Web Server and Operating System
Is the type of operating system and server important?
In general, most people will want to sign up for a web host offering a Unix-based system (like Linux, FreeBSD or OpenBSD) and running the Apache web server. Most web-based software assume your website is running on such a system, and you will usually experience fewer compatibility issues with it. There are also a lot of guides available on the Internet on configuring such systems, so finding help when you need it is easier as well.
In my opinion, the only time when you will want to use a Windows server is if you’re running Windows-specific programs, like ASP scripts. But even then, you’ll probably be better off looking for a PHP-equivalent, and using a Unix-based system.

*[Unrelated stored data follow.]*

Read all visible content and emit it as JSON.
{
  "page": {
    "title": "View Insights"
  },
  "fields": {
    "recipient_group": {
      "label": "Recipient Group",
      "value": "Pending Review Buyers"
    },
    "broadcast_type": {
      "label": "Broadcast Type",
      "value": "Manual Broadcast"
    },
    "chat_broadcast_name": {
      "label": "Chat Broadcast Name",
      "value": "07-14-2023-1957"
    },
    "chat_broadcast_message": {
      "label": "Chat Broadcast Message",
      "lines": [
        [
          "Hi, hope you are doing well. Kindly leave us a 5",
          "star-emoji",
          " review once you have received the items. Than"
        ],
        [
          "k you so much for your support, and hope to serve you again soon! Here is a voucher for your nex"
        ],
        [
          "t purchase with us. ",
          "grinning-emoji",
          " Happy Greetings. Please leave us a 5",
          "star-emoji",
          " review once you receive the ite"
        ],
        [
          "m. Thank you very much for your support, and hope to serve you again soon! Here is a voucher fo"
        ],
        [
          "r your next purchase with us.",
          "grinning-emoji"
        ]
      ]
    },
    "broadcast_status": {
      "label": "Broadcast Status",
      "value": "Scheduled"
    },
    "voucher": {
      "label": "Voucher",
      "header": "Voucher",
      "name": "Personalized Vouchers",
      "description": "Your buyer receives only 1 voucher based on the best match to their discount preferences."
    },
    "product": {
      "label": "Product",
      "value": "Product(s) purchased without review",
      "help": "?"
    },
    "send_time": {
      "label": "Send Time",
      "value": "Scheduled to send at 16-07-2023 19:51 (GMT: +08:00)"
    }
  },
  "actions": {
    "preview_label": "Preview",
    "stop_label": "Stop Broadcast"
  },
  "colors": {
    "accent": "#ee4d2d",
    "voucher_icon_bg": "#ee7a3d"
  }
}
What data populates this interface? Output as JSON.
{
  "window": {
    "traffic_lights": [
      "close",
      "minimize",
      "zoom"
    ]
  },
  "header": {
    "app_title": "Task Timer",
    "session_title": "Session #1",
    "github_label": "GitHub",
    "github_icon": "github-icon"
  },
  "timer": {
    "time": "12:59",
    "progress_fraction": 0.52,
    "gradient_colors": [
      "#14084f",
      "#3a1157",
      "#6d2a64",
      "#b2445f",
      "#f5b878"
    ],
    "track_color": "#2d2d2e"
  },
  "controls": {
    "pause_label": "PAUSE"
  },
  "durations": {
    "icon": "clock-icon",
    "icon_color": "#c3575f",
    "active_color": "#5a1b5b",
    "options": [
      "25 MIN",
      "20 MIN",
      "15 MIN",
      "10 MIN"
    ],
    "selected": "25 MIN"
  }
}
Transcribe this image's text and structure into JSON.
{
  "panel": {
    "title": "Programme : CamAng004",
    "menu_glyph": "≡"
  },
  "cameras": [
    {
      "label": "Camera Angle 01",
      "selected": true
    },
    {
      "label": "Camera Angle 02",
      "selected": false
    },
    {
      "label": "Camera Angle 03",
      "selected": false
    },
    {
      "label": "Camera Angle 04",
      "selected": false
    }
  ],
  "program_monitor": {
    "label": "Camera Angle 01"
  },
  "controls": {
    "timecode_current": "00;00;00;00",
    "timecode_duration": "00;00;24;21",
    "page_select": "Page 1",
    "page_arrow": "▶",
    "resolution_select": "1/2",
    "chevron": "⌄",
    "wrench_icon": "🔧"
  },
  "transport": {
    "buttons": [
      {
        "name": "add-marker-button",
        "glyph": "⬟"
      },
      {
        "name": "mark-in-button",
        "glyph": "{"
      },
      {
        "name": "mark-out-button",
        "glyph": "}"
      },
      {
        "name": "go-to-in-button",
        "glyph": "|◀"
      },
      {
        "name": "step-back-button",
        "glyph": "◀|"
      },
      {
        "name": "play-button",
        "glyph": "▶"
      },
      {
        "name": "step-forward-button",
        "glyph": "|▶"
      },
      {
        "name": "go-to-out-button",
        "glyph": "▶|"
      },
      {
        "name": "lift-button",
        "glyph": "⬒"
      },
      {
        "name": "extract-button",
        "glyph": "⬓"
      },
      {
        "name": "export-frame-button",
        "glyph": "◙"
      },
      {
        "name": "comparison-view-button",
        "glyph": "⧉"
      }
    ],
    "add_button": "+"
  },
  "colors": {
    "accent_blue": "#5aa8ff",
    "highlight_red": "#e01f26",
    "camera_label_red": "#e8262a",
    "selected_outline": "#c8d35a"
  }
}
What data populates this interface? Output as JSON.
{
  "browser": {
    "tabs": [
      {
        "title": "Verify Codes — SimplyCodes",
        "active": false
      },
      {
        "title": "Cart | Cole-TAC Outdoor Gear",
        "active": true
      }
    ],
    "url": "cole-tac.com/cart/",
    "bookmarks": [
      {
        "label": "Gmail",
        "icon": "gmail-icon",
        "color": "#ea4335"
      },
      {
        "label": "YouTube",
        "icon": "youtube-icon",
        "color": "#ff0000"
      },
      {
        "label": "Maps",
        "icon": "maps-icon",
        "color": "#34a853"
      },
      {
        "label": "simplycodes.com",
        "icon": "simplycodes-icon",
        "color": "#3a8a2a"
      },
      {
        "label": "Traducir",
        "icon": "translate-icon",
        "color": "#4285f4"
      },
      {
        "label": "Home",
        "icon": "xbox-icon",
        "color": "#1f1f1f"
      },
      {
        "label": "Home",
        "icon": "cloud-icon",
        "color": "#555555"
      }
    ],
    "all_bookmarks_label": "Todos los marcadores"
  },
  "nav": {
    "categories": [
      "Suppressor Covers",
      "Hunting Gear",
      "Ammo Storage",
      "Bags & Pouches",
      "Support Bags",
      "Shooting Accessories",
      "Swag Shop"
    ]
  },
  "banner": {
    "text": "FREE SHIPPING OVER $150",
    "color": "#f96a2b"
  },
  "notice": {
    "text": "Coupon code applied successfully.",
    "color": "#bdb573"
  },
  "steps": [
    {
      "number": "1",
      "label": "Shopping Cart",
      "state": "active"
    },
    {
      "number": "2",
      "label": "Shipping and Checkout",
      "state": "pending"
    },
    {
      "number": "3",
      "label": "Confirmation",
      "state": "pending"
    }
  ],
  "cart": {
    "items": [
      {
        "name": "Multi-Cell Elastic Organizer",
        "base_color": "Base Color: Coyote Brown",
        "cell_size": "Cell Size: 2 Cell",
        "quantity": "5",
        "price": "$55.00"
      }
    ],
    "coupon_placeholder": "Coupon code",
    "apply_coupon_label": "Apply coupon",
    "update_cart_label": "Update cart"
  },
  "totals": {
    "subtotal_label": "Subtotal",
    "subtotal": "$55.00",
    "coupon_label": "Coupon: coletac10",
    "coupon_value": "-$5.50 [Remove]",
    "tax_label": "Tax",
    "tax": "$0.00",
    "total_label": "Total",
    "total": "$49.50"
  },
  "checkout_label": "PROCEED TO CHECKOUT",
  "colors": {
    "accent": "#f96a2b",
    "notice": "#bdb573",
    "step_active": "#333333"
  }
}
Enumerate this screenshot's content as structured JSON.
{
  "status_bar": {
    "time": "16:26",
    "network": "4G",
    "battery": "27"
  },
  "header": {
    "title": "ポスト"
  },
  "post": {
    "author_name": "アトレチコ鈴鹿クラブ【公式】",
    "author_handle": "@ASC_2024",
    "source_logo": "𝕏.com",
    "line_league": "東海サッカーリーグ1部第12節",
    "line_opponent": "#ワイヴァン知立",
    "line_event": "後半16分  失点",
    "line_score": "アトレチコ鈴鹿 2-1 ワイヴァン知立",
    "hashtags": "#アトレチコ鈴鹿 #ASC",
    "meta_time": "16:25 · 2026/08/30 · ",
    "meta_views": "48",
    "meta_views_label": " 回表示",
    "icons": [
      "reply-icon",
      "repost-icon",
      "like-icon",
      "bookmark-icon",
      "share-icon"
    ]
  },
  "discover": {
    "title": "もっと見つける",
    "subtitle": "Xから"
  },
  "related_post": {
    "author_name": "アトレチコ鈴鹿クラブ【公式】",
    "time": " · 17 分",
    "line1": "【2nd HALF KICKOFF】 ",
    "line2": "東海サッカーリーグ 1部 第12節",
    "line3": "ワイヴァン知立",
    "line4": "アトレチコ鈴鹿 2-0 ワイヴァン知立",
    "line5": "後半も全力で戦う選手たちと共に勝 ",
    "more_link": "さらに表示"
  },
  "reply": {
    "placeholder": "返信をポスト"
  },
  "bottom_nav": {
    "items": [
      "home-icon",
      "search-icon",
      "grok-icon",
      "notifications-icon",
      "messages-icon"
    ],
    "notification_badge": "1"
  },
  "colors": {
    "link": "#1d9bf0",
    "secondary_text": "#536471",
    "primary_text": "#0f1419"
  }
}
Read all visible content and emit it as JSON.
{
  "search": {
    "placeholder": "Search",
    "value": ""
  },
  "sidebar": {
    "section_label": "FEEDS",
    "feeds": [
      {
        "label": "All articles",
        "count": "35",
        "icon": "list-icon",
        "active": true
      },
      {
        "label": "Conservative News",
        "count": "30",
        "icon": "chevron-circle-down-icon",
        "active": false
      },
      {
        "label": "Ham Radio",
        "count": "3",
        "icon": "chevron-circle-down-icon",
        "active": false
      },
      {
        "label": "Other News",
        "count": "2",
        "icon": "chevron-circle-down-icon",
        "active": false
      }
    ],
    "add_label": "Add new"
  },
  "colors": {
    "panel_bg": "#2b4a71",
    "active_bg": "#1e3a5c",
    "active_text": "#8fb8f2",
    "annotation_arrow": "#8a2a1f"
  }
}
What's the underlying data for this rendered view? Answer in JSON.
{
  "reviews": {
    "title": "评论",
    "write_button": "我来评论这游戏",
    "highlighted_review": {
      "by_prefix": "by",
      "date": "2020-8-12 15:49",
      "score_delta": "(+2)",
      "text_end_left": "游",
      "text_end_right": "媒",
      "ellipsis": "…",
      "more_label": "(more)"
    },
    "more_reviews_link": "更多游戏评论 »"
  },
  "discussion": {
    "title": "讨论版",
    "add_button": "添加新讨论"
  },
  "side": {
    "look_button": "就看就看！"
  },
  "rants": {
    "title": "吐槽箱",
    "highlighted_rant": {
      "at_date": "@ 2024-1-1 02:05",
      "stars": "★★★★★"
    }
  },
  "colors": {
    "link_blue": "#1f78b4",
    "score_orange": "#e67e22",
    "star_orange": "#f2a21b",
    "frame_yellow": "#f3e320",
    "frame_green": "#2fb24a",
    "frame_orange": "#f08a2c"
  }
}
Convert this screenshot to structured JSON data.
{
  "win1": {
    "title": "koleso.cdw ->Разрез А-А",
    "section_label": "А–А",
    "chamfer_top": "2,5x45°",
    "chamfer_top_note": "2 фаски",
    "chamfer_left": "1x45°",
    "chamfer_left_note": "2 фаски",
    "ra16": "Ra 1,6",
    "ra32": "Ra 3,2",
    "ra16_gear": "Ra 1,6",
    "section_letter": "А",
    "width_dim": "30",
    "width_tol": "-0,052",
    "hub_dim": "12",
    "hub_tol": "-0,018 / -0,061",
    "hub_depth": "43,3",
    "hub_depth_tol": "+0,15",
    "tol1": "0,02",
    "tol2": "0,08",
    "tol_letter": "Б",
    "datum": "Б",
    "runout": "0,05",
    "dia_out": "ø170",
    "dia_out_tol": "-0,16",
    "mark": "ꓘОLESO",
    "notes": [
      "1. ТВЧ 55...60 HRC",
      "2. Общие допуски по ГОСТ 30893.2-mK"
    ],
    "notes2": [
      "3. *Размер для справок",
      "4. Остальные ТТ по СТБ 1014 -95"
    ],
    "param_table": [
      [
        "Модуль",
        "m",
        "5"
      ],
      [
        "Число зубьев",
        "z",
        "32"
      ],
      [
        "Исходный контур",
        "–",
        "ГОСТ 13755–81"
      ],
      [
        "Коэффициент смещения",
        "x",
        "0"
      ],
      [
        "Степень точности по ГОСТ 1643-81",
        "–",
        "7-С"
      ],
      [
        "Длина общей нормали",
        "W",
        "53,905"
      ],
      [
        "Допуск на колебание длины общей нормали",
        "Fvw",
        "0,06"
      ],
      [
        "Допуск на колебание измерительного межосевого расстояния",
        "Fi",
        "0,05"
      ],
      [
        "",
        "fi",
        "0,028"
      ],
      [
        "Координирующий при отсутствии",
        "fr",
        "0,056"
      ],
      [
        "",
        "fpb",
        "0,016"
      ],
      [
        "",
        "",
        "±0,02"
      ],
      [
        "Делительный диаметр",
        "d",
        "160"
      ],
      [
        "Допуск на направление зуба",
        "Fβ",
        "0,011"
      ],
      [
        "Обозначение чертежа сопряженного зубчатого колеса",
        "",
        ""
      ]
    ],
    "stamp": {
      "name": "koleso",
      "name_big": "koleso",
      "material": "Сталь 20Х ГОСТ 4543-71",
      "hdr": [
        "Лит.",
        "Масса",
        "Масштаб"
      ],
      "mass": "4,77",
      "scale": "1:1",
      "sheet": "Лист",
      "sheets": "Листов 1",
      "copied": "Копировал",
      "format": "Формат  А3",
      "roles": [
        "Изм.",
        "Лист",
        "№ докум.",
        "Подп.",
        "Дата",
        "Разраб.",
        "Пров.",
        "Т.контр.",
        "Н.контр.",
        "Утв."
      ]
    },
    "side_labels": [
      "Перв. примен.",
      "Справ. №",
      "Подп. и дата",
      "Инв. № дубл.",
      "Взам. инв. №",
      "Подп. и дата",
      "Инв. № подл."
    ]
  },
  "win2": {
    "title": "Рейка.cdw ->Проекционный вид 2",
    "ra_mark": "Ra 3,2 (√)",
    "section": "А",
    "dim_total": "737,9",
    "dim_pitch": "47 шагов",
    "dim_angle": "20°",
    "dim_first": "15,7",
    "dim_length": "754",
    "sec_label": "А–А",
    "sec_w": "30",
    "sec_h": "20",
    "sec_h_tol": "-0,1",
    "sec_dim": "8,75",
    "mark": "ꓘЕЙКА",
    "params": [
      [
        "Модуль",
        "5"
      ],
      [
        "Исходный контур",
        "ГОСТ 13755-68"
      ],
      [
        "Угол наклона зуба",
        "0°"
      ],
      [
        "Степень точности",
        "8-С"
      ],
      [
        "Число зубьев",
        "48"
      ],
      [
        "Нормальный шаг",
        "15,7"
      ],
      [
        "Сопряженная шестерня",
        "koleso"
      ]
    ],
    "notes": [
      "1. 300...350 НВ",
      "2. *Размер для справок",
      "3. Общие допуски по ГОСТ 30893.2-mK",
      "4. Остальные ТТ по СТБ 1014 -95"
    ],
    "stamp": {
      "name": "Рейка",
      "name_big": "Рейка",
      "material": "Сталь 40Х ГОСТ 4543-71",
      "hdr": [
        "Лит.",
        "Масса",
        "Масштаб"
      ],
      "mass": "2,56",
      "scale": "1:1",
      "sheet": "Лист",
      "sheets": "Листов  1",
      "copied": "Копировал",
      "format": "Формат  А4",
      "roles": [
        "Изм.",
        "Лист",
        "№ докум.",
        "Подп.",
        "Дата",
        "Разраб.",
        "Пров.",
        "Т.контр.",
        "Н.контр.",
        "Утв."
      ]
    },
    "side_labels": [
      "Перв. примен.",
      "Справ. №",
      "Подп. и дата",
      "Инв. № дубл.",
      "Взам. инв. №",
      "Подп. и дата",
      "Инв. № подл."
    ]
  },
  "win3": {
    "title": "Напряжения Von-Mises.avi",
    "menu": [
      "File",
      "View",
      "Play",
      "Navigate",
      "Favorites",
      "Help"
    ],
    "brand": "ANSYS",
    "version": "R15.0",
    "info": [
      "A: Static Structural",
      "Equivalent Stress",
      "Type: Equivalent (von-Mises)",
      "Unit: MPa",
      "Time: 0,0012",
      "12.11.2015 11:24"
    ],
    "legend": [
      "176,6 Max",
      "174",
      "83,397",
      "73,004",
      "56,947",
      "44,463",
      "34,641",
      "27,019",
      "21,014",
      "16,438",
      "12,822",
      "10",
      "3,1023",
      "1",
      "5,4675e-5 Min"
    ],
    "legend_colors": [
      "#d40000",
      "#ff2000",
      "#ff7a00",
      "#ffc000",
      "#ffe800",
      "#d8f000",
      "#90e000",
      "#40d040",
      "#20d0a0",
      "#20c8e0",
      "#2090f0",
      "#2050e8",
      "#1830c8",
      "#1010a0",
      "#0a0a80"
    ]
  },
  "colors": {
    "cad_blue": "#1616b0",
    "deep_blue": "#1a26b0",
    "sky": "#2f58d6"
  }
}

I was actually hesitant to list this, but I guess it’s futile not to. However, I would caution that while price is always a factor, you should realise (“realize” in US English) that you often get what you pay for, although it’s not necessarily true that the most expensive hosts are the best.
Monthly/Quarterly/Annual Payment Plans
Most web hosts allow you to select an annual payment plan that gives you a cheaper rate than if you were to pay monthly. My current personal preference is to pay monthly with all new web hosts until I’m assured of their reliability and honesty. Paying monthly allows me to switch web hosts quickly when I find that the current host does not meet my requirements: this way, I’m not tied down to a bad web host because I have prepaid for an entire year. I do this even if the new web host guarantees that they will refund the balance if I’m dissatisfied, since at the point I sign up, I have no assurance that they will honour their guarantee. Later (usually after a couple of years), when I’m satisfied with the host, I may change payment plans to the discounted annual plans.
Not all hosting companies own or lease their own web servers. Some of them are actually resellers for some other hosting company. The disadvantage of using a reseller is the possibility that you are dealing with people who don’t know much about the system they are selling and who take longer to help you (they have to transmit your technical support request to the actual hosting company for it to be acted upon). However, this also depends on both the reseller and the underlying hosting company. It is thus wise not to rule out all resellers; there are a number of reliable and fast ones who are actually quite good and cheap. In fact, a number of resellers sell the same packages cheaper than their original hosting company. If you find out that a particular company is a reseller, you will need to investigate both the reseller and the real hosting company.
If you don’t stay in the USA, you have the option of hosting your site with some local provider. The advantage here is the ease of dealing with them (they are after all easily accessible by phone call or a visit), your familiarity with the local laws and easy recourse to those laws should it be necessary. It should be your choice if your target audience is local (eg a local fast food delivery service). On the other hand, hosting it in USA has the advantage of faster access for what is probably the largest number of your overseas visitors (particularly if you have an English-speaking audience). You also have a large number of hosting companies to choose from, and as a result, cheaper prices too.